Ever since news broke that hackers were able to break into HBO’s computer networks, there have been plenty of comparisons to the Sony Pictures hack of 2014. Some reports have seized on the amount of data stolen to claim that the HBO hack was seven times bigger, or possibly worse, than the Sony hack. That comparison turns out to be meaningless.
First, a quick recap: On Monday, news broke that hackers compromised HBO’s networks, and leaked a handful of unreleased episodes from shows like “Insecure,” “Barry,” and “Ballers.” The hackers also leaked scripts for unaired “Game of Thrones” episodes, as well as the personal information of a senior HBO executive and an assortment of other files.
Altogether, those leaks amounted to around 300 gigabyte of data. The hackers claimed that they stole a total of 1.5 terabyte of data from HBO, and have since threatened to release additional material as early as this Sunday.
That claim, though unproven, has led to comparisons with the Sony Pictures hack of 2014, when 200 GB of emails and other internal documents were released.
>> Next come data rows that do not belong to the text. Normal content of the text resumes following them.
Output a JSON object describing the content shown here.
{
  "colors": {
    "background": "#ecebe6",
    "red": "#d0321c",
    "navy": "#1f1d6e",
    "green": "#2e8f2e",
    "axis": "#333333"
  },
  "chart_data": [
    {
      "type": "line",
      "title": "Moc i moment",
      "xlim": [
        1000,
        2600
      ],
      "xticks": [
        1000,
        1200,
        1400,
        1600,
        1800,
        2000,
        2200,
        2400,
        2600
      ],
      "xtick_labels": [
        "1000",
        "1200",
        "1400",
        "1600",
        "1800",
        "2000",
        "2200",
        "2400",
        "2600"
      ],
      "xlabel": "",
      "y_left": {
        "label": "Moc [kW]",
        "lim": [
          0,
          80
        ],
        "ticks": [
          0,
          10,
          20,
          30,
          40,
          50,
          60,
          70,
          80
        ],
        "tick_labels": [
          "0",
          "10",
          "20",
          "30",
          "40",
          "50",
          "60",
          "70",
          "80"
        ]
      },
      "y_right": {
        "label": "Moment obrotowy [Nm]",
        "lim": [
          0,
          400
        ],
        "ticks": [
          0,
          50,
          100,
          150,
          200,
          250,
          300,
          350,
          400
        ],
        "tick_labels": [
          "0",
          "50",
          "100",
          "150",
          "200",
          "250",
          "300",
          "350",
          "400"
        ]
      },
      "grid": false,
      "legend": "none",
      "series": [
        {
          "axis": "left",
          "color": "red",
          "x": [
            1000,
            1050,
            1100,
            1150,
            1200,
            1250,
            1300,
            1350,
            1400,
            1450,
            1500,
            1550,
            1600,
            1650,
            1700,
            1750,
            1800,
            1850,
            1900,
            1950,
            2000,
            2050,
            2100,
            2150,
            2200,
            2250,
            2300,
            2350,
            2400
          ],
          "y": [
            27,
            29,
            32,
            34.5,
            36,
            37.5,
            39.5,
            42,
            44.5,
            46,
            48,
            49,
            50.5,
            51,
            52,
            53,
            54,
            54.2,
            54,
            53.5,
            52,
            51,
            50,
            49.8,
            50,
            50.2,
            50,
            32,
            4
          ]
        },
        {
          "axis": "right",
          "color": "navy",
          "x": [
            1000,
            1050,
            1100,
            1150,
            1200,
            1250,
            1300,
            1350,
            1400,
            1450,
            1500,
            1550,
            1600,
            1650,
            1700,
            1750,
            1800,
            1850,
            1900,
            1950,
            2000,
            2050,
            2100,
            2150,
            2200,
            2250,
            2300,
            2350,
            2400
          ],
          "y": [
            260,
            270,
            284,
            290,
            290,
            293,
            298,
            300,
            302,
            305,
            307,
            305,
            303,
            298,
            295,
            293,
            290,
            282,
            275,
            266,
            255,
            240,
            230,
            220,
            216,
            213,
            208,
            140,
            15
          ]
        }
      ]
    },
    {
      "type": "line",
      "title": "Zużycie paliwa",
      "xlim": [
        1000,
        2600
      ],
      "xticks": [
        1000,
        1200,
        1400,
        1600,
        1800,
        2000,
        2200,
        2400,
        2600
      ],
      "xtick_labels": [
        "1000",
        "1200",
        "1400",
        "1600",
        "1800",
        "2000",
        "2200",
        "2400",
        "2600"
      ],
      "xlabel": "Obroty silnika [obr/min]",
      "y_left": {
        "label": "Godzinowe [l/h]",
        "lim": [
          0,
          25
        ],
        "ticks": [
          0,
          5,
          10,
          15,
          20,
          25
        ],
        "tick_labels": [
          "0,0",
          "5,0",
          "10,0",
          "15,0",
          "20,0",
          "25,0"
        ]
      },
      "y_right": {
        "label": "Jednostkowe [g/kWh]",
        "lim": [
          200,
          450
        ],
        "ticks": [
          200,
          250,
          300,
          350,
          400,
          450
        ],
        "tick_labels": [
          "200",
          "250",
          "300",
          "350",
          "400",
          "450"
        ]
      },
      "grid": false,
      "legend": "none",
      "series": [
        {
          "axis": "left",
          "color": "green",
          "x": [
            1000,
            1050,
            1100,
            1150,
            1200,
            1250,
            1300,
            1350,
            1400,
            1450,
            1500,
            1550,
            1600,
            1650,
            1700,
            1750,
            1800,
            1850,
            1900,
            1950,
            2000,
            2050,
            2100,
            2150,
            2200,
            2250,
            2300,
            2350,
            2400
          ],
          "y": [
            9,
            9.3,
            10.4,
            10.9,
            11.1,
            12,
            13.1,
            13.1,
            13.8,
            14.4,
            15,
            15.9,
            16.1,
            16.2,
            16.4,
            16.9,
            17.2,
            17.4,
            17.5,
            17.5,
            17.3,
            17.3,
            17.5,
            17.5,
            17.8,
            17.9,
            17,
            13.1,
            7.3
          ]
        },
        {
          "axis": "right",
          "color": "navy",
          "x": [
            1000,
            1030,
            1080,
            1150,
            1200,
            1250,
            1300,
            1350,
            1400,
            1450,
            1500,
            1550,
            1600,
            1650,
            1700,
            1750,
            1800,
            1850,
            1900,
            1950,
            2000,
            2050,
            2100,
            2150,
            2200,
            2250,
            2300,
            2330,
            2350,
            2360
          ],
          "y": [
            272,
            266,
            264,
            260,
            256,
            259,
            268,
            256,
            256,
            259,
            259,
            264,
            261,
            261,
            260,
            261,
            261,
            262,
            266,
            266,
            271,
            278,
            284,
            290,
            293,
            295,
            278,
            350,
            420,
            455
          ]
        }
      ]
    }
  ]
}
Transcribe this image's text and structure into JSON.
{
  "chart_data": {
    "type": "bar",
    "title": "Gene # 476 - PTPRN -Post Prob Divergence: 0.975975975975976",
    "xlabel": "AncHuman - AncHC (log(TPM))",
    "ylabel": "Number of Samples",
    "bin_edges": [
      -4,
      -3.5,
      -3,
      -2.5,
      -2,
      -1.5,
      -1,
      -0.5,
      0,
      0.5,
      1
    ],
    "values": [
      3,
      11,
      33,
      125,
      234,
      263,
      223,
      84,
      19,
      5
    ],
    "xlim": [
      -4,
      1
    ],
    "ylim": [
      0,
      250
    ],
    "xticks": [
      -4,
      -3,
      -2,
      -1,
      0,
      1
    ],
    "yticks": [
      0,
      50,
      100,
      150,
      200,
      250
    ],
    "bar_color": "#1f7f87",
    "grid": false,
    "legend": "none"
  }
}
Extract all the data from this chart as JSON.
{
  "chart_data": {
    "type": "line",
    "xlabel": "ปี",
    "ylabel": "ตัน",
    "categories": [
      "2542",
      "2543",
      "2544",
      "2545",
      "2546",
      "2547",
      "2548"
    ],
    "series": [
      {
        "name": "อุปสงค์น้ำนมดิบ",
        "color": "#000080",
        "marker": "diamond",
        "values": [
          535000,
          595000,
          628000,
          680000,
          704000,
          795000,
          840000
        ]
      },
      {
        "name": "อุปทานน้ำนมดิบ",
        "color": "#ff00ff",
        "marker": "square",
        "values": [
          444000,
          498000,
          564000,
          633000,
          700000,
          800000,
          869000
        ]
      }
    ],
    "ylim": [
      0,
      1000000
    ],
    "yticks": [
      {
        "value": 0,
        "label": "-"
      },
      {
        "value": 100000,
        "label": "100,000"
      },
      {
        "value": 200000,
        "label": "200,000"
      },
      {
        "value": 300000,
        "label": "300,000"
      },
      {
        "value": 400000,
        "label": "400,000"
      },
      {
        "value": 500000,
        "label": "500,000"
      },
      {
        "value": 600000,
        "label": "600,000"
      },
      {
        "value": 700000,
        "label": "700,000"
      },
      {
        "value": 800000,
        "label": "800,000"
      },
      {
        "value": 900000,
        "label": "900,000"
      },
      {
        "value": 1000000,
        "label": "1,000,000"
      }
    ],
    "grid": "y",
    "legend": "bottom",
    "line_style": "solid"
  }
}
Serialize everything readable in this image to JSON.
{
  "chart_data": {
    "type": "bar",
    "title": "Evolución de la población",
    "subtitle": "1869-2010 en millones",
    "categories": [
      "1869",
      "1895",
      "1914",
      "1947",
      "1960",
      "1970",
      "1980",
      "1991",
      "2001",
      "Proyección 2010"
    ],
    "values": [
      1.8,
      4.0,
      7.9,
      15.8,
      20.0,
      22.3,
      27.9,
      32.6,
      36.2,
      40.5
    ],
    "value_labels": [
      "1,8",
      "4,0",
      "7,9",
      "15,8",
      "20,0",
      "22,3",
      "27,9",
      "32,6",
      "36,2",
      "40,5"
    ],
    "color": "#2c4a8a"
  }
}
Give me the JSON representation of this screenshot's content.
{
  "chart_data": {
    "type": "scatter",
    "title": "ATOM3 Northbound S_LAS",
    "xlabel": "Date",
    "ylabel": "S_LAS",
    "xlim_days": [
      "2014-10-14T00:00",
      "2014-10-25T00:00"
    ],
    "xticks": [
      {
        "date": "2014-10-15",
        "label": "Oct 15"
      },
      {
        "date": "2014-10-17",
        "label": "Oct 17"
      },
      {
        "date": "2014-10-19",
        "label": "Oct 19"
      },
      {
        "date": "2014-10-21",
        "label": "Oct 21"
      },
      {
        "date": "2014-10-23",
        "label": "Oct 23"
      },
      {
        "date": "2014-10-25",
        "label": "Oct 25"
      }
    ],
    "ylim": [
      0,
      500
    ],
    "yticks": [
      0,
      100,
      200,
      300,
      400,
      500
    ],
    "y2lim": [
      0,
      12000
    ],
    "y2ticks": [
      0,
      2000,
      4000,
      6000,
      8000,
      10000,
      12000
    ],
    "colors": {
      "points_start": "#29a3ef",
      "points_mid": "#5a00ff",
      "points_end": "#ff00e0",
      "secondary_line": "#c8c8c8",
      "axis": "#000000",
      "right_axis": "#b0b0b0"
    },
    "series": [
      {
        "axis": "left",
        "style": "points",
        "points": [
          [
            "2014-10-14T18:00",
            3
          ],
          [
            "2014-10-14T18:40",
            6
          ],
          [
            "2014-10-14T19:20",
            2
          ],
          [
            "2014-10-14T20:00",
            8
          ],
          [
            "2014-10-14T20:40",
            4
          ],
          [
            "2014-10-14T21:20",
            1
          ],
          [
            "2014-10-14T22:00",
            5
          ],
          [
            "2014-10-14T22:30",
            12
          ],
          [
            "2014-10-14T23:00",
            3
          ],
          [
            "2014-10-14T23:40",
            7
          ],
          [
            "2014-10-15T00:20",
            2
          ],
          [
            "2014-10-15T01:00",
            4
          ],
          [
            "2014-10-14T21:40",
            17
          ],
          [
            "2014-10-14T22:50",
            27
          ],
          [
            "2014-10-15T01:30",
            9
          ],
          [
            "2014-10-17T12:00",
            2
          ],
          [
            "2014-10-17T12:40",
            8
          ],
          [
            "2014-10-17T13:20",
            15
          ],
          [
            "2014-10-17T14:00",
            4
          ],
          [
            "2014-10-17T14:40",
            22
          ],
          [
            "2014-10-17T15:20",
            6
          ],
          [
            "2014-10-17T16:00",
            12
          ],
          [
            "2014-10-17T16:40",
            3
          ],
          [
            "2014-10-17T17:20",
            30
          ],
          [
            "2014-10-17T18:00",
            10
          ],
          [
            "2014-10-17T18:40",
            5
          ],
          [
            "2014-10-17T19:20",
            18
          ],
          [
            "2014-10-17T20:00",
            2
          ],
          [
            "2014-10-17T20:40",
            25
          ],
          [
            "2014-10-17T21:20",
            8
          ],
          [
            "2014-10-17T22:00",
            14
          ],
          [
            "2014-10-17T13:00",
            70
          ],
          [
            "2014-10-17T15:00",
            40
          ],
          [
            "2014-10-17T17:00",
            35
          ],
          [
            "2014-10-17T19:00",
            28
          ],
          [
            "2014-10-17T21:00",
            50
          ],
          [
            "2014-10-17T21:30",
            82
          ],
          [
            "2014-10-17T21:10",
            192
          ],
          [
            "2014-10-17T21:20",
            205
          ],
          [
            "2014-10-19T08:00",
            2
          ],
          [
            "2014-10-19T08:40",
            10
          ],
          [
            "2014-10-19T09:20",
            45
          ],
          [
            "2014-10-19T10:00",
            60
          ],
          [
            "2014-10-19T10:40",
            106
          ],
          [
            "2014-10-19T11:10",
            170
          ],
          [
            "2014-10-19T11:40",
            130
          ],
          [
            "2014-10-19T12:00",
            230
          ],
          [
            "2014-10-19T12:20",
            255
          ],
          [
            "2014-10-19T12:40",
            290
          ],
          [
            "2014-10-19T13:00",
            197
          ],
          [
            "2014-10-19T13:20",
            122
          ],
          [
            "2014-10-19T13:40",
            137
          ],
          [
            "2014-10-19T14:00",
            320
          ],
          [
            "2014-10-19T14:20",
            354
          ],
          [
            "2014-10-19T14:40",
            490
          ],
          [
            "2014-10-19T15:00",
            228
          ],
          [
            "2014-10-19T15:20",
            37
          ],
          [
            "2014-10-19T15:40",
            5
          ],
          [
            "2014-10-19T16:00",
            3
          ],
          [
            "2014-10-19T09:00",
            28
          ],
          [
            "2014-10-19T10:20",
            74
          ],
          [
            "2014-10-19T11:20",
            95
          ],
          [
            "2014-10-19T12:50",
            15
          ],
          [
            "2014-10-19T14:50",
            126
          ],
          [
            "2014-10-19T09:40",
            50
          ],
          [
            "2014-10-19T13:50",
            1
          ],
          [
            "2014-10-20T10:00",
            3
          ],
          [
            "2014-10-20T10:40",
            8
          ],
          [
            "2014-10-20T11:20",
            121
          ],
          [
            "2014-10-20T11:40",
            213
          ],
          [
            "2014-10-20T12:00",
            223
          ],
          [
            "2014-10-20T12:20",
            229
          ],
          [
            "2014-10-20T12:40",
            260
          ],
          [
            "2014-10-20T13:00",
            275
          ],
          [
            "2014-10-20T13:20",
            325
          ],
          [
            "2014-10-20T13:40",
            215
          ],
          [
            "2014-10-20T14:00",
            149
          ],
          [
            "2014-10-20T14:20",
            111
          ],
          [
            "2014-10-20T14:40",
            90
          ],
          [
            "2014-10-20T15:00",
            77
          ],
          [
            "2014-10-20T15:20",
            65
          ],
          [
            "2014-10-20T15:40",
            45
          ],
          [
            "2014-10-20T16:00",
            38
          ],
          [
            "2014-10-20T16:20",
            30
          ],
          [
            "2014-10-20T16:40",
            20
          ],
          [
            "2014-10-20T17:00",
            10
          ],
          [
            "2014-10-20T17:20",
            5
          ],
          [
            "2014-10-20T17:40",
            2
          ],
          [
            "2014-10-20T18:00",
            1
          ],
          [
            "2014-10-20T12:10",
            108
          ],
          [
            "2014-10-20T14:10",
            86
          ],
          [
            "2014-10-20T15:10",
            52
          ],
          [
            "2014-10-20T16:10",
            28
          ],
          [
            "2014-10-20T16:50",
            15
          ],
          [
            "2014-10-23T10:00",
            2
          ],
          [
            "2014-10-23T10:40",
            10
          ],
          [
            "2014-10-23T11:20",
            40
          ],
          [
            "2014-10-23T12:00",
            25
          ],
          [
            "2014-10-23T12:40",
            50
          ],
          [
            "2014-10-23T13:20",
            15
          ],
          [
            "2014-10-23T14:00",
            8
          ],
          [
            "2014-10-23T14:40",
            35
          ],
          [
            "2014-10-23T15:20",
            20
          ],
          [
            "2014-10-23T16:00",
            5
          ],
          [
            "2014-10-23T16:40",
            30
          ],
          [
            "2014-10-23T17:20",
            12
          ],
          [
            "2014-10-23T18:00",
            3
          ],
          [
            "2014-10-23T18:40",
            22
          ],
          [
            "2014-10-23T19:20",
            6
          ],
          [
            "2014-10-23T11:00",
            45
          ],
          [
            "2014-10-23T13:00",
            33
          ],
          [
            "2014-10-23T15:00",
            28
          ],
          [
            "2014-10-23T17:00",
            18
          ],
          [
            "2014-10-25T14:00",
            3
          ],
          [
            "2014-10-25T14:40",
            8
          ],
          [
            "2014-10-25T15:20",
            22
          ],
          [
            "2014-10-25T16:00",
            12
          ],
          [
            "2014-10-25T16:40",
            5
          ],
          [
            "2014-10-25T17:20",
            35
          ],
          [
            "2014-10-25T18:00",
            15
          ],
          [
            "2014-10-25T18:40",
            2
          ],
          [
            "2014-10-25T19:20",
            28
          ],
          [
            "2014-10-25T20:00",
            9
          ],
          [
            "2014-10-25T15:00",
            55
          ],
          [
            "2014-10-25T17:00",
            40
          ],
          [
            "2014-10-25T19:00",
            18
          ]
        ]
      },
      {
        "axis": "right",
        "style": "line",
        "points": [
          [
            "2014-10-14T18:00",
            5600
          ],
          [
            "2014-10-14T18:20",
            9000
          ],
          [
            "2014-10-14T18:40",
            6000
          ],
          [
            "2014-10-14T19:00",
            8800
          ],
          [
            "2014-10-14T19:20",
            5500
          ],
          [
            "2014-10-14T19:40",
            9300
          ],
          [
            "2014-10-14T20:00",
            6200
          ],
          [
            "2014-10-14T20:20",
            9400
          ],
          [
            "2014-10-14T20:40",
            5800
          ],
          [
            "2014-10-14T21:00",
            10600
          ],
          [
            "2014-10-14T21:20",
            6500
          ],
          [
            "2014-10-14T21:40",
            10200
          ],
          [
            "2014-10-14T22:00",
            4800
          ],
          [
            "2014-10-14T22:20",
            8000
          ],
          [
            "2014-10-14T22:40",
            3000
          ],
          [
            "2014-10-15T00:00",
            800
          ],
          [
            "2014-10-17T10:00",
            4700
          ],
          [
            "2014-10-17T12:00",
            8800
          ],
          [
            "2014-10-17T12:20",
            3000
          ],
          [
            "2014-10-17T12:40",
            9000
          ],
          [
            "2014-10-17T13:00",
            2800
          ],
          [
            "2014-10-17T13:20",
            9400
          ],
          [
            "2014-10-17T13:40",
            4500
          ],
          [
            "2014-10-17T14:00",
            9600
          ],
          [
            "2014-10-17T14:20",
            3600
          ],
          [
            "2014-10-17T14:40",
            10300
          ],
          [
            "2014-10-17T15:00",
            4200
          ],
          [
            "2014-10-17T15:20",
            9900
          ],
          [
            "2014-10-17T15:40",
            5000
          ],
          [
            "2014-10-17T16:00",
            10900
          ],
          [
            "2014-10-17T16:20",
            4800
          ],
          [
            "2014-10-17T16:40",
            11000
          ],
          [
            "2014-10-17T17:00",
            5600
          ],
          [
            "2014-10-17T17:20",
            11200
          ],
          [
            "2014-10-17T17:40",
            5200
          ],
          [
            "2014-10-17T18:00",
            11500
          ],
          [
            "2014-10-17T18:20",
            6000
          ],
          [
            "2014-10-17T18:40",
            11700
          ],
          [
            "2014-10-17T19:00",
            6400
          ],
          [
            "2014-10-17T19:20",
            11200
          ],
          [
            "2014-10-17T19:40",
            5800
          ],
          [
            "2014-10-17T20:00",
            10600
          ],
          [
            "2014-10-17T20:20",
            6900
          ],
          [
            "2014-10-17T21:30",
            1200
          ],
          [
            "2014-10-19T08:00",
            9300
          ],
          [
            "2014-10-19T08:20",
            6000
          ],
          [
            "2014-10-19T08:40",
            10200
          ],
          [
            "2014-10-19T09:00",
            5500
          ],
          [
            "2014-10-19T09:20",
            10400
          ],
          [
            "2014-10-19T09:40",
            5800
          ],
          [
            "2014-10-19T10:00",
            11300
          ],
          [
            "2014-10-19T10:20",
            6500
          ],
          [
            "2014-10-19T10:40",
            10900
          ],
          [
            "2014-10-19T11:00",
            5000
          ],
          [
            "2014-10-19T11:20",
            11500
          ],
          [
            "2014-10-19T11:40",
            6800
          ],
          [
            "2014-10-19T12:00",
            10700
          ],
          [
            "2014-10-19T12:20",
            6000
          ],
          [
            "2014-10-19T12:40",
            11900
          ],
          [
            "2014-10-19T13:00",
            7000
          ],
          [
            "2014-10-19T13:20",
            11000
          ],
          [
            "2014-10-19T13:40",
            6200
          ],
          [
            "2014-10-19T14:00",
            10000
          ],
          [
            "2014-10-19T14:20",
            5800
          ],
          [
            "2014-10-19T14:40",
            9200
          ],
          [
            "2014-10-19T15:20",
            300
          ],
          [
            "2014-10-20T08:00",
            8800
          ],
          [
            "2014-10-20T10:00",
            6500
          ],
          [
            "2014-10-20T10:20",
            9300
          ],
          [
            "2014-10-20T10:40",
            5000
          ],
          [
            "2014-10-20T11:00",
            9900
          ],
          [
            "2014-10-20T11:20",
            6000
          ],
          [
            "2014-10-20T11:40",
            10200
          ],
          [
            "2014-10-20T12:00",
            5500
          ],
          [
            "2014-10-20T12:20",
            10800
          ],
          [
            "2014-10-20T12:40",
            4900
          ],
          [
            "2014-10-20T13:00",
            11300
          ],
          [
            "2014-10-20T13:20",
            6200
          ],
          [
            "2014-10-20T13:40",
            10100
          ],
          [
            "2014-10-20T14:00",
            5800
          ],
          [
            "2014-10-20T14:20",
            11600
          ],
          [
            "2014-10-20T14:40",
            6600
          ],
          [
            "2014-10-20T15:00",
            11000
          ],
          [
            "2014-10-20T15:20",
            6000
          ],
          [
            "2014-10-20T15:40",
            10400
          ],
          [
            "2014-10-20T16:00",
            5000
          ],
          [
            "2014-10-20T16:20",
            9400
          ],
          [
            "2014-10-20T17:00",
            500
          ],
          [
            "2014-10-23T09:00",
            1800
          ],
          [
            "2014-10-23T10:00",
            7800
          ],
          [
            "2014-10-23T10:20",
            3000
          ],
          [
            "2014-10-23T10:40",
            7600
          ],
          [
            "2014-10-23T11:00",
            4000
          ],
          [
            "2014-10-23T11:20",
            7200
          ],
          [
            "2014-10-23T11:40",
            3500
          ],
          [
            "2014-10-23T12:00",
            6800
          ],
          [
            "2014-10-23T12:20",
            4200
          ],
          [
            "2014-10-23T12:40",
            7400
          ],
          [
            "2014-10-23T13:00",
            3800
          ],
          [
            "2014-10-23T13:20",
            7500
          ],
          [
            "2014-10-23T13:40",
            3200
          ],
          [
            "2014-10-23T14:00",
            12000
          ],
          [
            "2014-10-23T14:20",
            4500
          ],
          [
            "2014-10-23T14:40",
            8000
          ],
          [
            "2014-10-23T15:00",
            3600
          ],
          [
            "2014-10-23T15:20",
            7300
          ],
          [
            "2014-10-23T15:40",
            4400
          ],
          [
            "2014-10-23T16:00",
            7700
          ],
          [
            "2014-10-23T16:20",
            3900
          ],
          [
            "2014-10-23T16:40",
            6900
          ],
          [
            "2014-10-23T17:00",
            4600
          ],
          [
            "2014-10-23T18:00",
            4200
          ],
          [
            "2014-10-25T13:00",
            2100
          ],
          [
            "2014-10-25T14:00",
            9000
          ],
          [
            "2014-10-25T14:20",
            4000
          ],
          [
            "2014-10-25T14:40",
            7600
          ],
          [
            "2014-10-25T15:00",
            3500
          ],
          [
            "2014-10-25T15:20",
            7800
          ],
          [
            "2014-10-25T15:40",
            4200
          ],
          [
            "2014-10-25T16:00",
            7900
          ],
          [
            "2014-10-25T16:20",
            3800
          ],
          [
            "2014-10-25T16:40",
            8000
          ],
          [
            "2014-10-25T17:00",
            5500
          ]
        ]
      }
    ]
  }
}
Those releases included tens of thousands of internal emails and social security numbers for thousands of employees. The Sony leaks ultimately led to the ouster of Sony Pictures chief Amy Pascal, and a multi-million-dollar settlement with the studio’s employees.
Compared to that, the material leaked by the HBO hackers thus far seems relatively benign. The website used by the hackers to release the material has been inaccessible for days, making it challenging to analyze all of the leaked data. However, one Reddit user who claimed to have downloaded at least part of it characterized it as “trash from HBO servers,” with one shared archive file allegedly containing Windows backups and tutorials for popular database software.
The user also shared what he claimed to be a screenshot of the archive file:
Variety separately learned that some of the leaked data contained IT help desk requests, dating back as far as 2012 — data that’s likely of little consequence to the company today.
An HBO spokesperson declined to comment on the authenticity of the screenshot, or any other data allegedly obtained by the hackers.
That’s not to say that the hackers didn’t get their hands on any additional sensitive information. For all we know, they may release much more explosive material this coming Sunday. It’s also worth keeping in mind that an HBO security contractor revealed in a filing Tuesday that the hackers got their hands on “thousands of internal documents.”
But for now, comparisons to the Sony hack seem to be unfounded — and simply looking at the sheer amount of data that hackers claim to have stolen is definitely the worst possible way to make any judgement about the severity of the hack.